Sin embargo no es eso lo que más me molesta, sino el comprender que me he vuelto a equivocar en mis pronósticos mientras veo cómo baja su mascarilla, sus labios sonríen y refulgen sus ojos de gato.

– Subinspectora Deza, ¿qué hace en ese armario? La creía al rescate de la pobre Reme, no fuera que la estuvieran cortando en pedacitos -se burla.

– Allí se bastan sin mí. Por cierto -me finjo distendida, pero no dejo de controlar sus movimientos-, ¿cómo escapaste del cerco policial?

– Cuando León llamó para contarme que le habías descubierto comprendí que el barco se hundía, así que me metí en el aseo del aeropuerto, donde esperaba uno de mis hombres por si algo se torcía, y nos cambiamos de ropa. Siempre hay que tener prevista una fuga, por si acaso. Lo aprendí en una película.

– Chico listo. ¿Y tus dos compañeros? -Cara de Gato reprime un gesto de fastidio, en su mirada vislumbro el brillo de su desdén.

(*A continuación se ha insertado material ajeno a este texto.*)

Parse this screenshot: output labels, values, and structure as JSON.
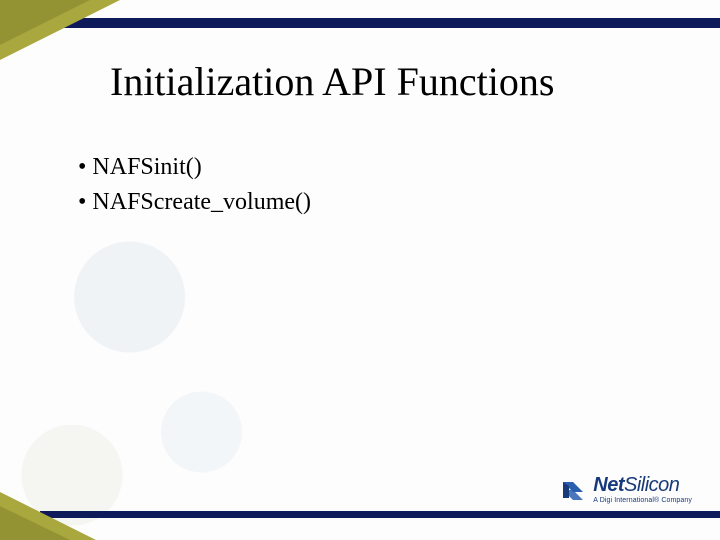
{
  "title": "Initialization API Functions",
  "bullets": [
    "NAFSinit()",
    "NAFScreate_volume()"
  ],
  "logo": {
    "name_bold": "Net",
    "name_light": "Silicon",
    "tagline": "A Digi International® Company"
  },
  "colors": {
    "navy": "#0e1a5a",
    "olive": "#a9a83e",
    "logo_blue": "#173a7a"
  }
}
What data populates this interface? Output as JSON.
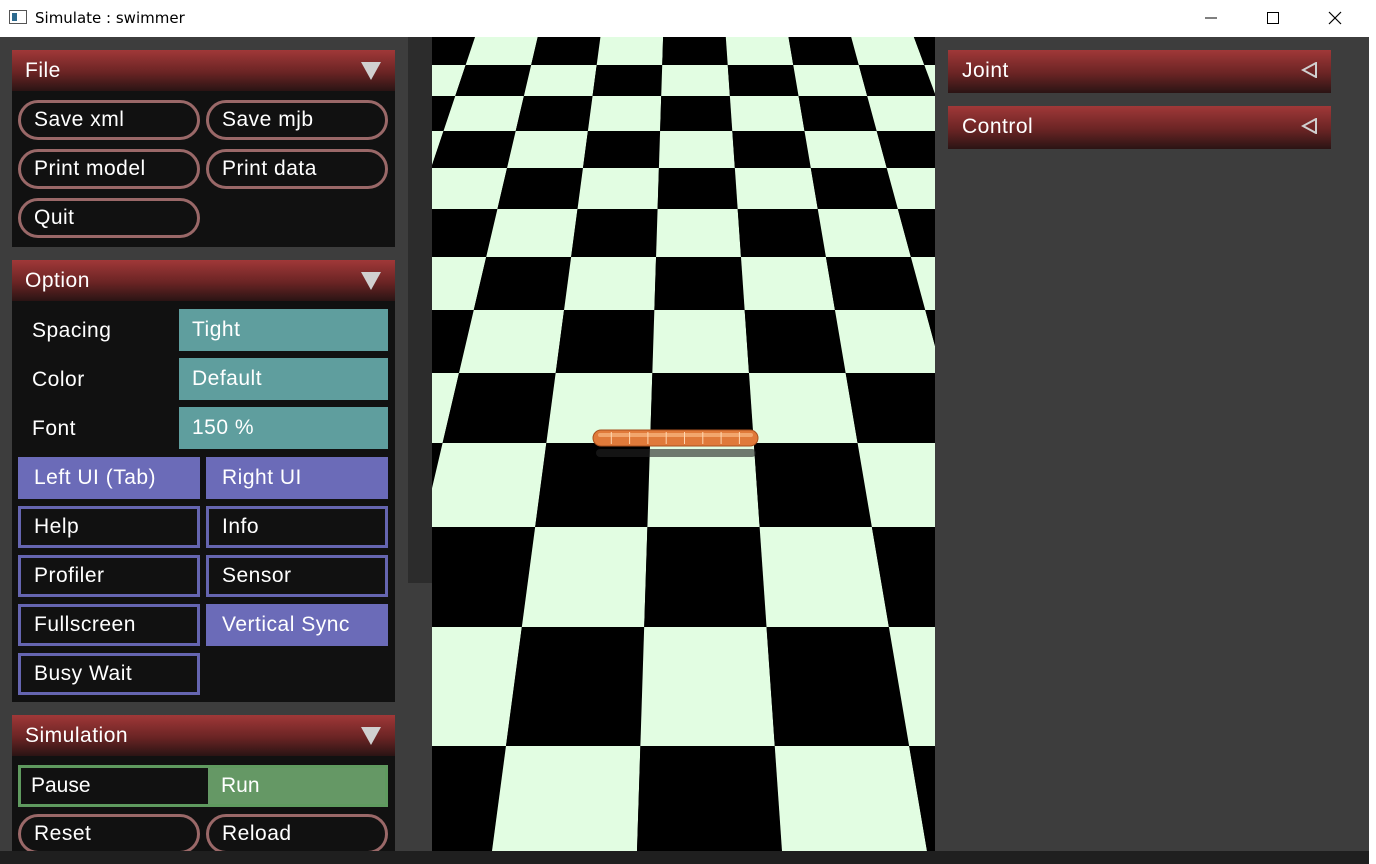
{
  "window": {
    "title": "Simulate : swimmer",
    "minimize_icon": "minimize-icon",
    "maximize_icon": "maximize-icon",
    "close_icon": "close-icon"
  },
  "left_ui": {
    "file": {
      "title": "File",
      "buttons": [
        "Save xml",
        "Save mjb",
        "Print model",
        "Print data",
        "Quit"
      ]
    },
    "option": {
      "title": "Option",
      "rows": [
        {
          "label": "Spacing",
          "value": "Tight"
        },
        {
          "label": "Color",
          "value": "Default"
        },
        {
          "label": "Font",
          "value": "150 %"
        }
      ],
      "toggles": [
        {
          "label": "Left UI (Tab)",
          "checked": true
        },
        {
          "label": "Right UI",
          "checked": true
        },
        {
          "label": "Help",
          "checked": false
        },
        {
          "label": "Info",
          "checked": false
        },
        {
          "label": "Profiler",
          "checked": false
        },
        {
          "label": "Sensor",
          "checked": false
        },
        {
          "label": "Fullscreen",
          "checked": false
        },
        {
          "label": "Vertical Sync",
          "checked": true
        },
        {
          "label": "Busy Wait",
          "checked": false
        }
      ]
    },
    "simulation": {
      "title": "Simulation",
      "run_state": {
        "pause": "Pause",
        "run": "Run",
        "selected": "Run"
      },
      "buttons": [
        "Reset",
        "Reload"
      ]
    }
  },
  "right_ui": {
    "sections": [
      {
        "title": "Joint",
        "collapsed": true
      },
      {
        "title": "Control",
        "collapsed": true
      }
    ]
  },
  "viewport": {
    "scene": "checkerboard floor with swimmer body",
    "colors": {
      "light_tile": "#e2fde2",
      "dark_tile": "#000000",
      "swimmer": "#e07a3a"
    }
  },
  "colors": {
    "section_header": "#8b2e2e",
    "round_button_border": "#9a6868",
    "check_on": "#6b6bb8",
    "check_border": "#6565b0",
    "select_value": "#5f9e9e",
    "run_green": "#659865",
    "panel_bg": "#3d3d3d"
  }
}
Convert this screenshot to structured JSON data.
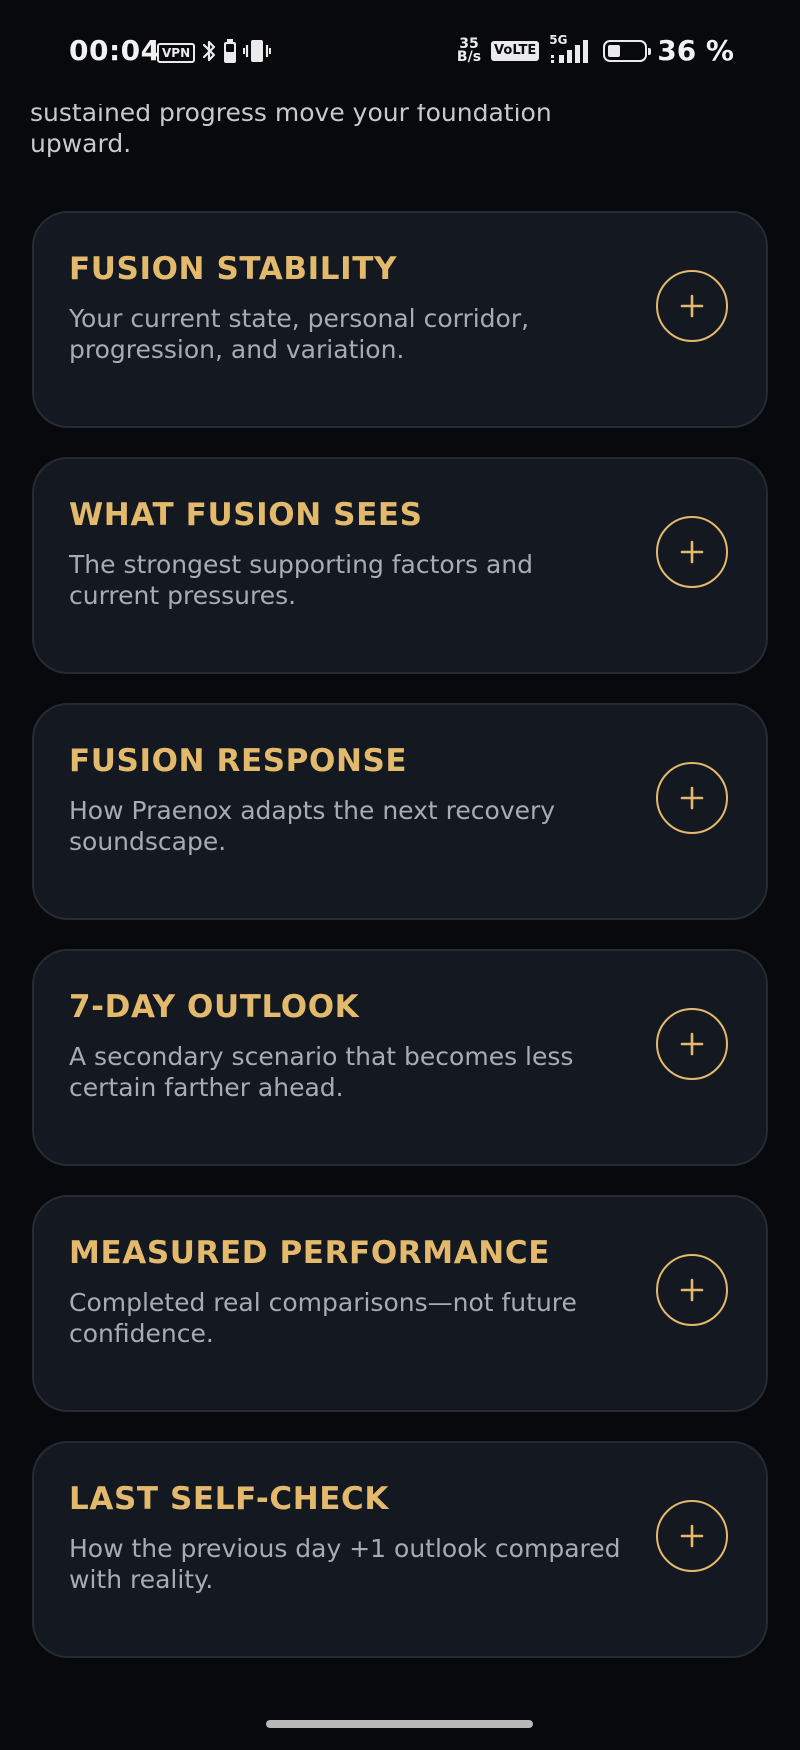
{
  "status_bar": {
    "time": "00:04",
    "vpn_label": "VPN",
    "net_speed_value": "35",
    "net_speed_unit": "B/s",
    "volte_label": "VoLTE",
    "network_label": "5G",
    "battery_percent": "36 %",
    "battery_level": 0.36,
    "icons": [
      "vpn-icon",
      "bluetooth-icon",
      "battery-saver-icon",
      "vibrate-icon",
      "signal-icon",
      "battery-icon"
    ]
  },
  "intro": {
    "text": "pattern, reduces disruptive drift, and lets sustained progress move your foundation upward."
  },
  "sections": [
    {
      "title": "FUSION STABILITY",
      "description": "Your current state, personal corridor, progression, and variation.",
      "action_icon": "plus-icon"
    },
    {
      "title": "WHAT FUSION SEES",
      "description": "The strongest supporting factors and current pressures.",
      "action_icon": "plus-icon"
    },
    {
      "title": "FUSION RESPONSE",
      "description": "How Praenox adapts the next recovery soundscape.",
      "action_icon": "plus-icon"
    },
    {
      "title": "7-DAY OUTLOOK",
      "description": "A secondary scenario that becomes less certain farther ahead.",
      "action_icon": "plus-icon"
    },
    {
      "title": "MEASURED PERFORMANCE",
      "description": "Completed real comparisons—not future confidence.",
      "action_icon": "plus-icon"
    },
    {
      "title": "LAST SELF-CHECK",
      "description": "How the previous day +1 outlook compared with reality.",
      "action_icon": "plus-icon"
    }
  ],
  "colors": {
    "background": "#07090c",
    "card": "#141821",
    "accent_gold": "#e3b96c",
    "text_muted": "#a7acb3"
  }
}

– Esos cobardes se han rajado, se negaron a continuar al ver que el plan fracasaba. Uno ya estará aterrizando con su avión privado en algún país lleno de mulatas gracias a que su última llamadita le puso en alerta, muy amable por su parte -me recrimina con un deje de rencor-. Y León, ese traidor, cuando supo que habías entrado en su guarida empezó a lloriquear como un niño: que si sabía lo que le hacen a los policías que van a prisión, que preferiría estar muerto a acabar violado en un calabozo… Lo último que dijo antes de colgar fue que no podía arriesgarme más. Seguro que ahora estará haciendo cola para comprar un billete de autocar, ése es roñoso hasta para escapar.